Posted by Anthony on July 3, 2008

Did you hear that there are businesses and state agencies moving to a four day work week?  The idea is to save on energy costs… the business’s, of course.  It has the side effect of saving normal people some costs, too.  In some cases, the extra day at home is still supposed to be dedicated to work.

I think a four day work week is a good thing.  As a teacher, Friday was almost always a waste, anyway.  Neither teachers nor students had much focus.  This doesn’t seem to be true only of teachers and students.  Two day weekends never seem to be enough to really recharge, either.  You spend all of Saturday recovering, maybe getting to a project, and then Sunday getting ready for Monday.  With three days off, you actually get your day of rest, which I’m convinced we need.  I need it, anyway.

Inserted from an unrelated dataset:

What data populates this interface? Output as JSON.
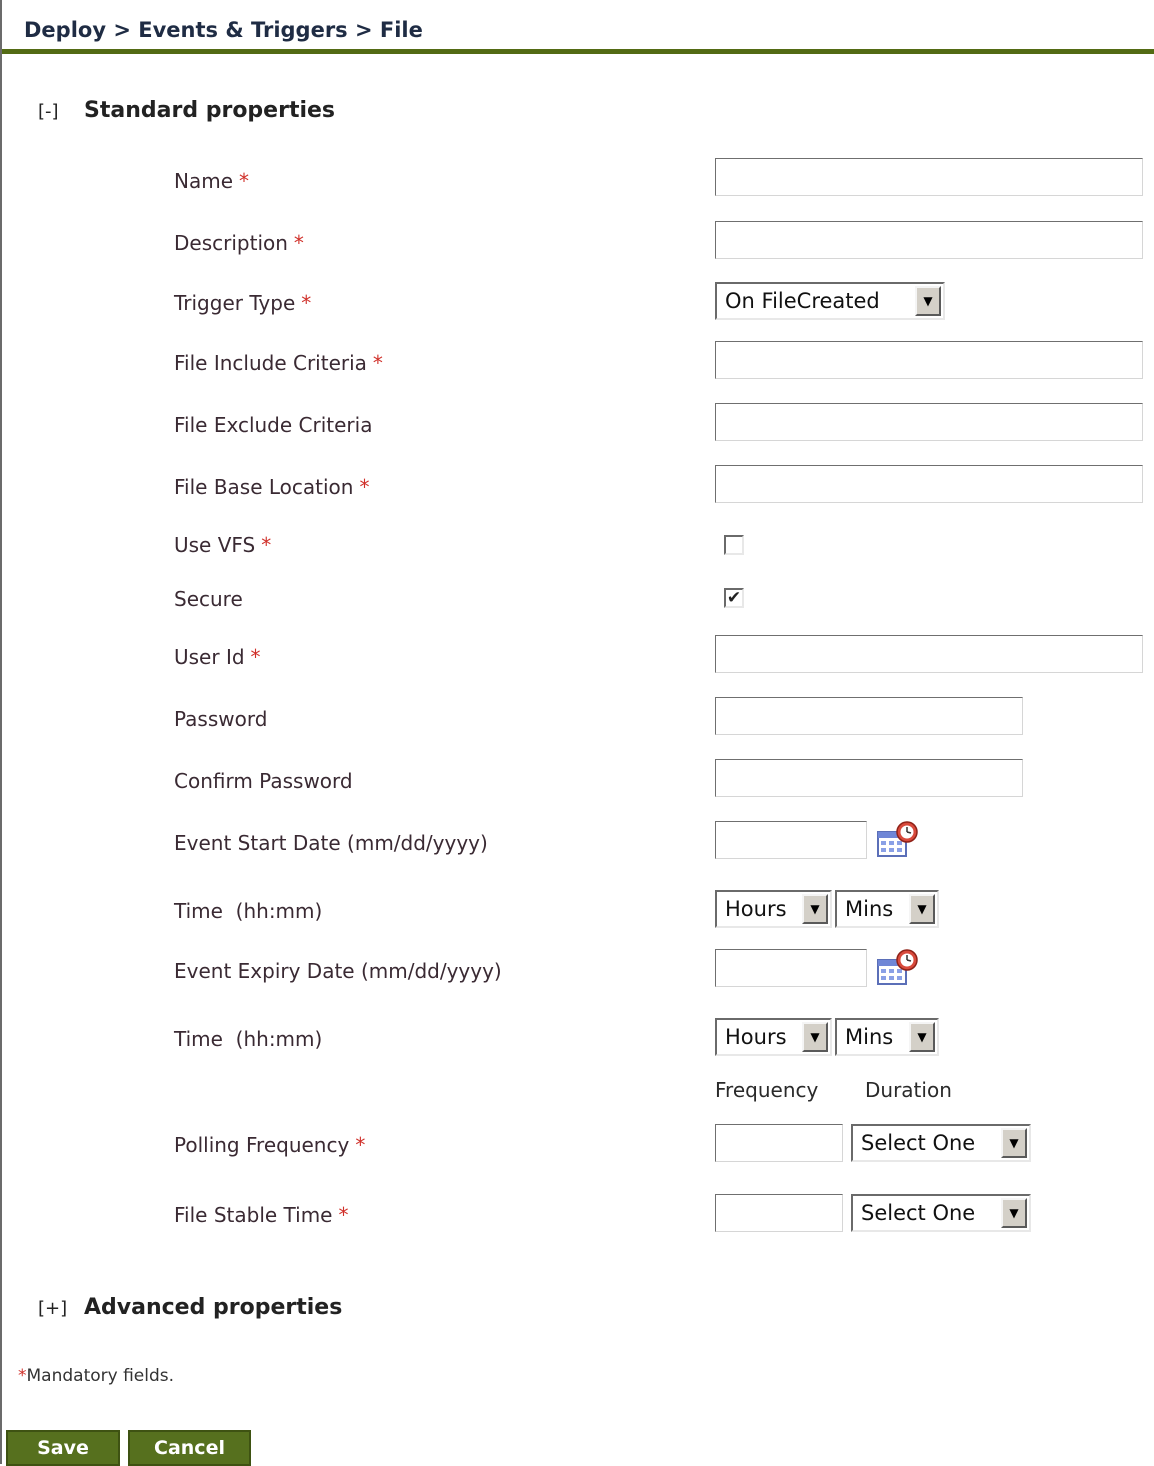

It makes me think about our ideas about productivity in this country.  I bet we get done twice as much in a day today than we got done in 1950.  In some cases, I bet it’s three times as much.  Having increased our ability to do more in a day, did we culturally decide to diminish how many days we worked?  Nah, we just patted our backs on our increased productivity and had higher expectations placed on us.  Not only that, but by thinking in terms of the hourly investment of the employee’s time rather than what the employee is able to accomplish in that hour, businesses were able to justify paying the employee the same (or less) even though they were producing more.  CEO’s, of course, received fat bonuses for the increase in profit.

I like the idea of the four day work week but I like even more the idea of re-evaluating where we as a society our going to put our resources and time.